This set of volumes sketches the history, breadth, and applicability of narrative theory, thus demonstrating its value as an analytical instrument. The collection includes articles from the leading names of narrative theory, such as Roland Barthes, Mikhail Bakhtin, Tzvetan Todorov and Jean-Françoise Lyotard, as well as lesser-known, though equally important, contributions.
Titles already available in this series include Deconstruction (2002, 4 volumes, £450) and Modernism (2002, 5 volumes, £550). Forthcoming titles include Romanticism (2005, 4 volumes, c.£475) and Structuralism (2006, 4 volumes, c.£495).
Table of Contents
Volume I: Close reading or micro-stylistic analysis
The first volume provides a range of theoretical 'models' for the analysis of narrative style, and examines how these bear on important - though not necessarily canonical - literary texts.
Volume II: Structural analysis of larger artefacts
Since structuralist narratology, as distinct from style analyses, remains highly abstract, this volume consists of sample analyses of a variety of cultural artefacts, with an emphasis on plot and structure, as well as the key theoretical articles.

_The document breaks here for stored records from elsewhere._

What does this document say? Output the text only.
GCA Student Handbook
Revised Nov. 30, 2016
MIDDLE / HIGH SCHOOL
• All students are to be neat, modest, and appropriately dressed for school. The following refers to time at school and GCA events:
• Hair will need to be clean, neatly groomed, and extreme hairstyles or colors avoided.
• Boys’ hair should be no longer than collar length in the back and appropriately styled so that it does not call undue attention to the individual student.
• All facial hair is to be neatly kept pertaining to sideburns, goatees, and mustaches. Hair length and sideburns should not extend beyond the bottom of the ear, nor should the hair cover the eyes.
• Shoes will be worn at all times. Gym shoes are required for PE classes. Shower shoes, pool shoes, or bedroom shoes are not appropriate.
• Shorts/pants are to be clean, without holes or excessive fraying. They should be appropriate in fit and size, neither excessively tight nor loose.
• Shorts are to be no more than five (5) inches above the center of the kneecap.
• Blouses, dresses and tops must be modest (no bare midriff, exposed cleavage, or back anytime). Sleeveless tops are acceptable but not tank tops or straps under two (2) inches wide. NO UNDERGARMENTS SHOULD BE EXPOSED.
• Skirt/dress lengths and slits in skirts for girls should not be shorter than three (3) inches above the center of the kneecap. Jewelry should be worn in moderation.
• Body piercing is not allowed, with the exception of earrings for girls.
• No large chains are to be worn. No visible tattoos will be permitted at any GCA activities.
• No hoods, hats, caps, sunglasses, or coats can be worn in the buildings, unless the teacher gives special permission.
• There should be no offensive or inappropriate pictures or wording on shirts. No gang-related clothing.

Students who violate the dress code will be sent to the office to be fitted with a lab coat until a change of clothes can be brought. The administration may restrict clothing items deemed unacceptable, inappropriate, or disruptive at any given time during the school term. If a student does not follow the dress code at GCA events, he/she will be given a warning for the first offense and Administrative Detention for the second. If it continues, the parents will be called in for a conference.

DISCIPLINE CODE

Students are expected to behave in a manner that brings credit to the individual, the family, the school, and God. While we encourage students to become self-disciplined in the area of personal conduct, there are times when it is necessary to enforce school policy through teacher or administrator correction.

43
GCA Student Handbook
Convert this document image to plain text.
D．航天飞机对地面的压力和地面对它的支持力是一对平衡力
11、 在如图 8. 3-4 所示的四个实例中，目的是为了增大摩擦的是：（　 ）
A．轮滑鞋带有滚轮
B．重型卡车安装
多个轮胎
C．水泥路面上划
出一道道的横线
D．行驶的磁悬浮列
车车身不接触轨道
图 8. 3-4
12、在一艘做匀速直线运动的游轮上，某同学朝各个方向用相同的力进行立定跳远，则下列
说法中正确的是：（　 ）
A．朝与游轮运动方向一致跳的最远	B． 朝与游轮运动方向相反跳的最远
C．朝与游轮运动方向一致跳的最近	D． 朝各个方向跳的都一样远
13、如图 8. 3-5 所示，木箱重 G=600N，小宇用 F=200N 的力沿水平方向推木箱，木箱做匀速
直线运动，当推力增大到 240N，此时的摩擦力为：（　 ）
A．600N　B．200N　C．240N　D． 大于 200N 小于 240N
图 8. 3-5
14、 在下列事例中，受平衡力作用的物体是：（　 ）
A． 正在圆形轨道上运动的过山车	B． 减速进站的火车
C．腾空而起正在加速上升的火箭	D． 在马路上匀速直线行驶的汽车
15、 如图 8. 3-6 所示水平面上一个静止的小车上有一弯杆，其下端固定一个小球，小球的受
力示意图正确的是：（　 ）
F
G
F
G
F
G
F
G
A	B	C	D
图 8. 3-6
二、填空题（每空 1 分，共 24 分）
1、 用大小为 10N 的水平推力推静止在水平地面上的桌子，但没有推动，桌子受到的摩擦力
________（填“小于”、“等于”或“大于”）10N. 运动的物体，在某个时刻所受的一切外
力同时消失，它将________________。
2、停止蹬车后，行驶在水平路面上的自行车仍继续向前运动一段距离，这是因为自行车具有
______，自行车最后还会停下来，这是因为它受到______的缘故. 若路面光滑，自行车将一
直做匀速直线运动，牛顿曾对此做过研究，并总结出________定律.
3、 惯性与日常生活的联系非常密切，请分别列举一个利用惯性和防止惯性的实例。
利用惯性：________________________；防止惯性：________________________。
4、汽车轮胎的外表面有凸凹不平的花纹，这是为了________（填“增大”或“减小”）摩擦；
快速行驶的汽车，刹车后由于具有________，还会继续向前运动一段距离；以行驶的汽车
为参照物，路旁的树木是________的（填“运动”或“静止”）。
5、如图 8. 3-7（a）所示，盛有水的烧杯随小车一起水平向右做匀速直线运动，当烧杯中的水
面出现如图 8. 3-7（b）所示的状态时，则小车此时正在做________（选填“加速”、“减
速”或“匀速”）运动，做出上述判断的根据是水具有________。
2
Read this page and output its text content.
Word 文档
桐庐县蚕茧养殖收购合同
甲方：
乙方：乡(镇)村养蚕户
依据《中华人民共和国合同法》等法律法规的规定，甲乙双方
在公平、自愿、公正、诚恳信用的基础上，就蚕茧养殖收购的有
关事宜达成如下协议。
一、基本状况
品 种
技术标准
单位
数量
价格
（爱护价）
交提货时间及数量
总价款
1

Volume III: Politically and socially oriented critiques of culture
Volume three demonstrates the ongoing and increasing relevance of narratological tools and concepts for a politically aware analysis.
Volume IV: Interdisciplinary methods
The last volume includes texts that explicitly broach the question of how narrative theory can be brought to bear on objects not traditionally considered primarily narrative.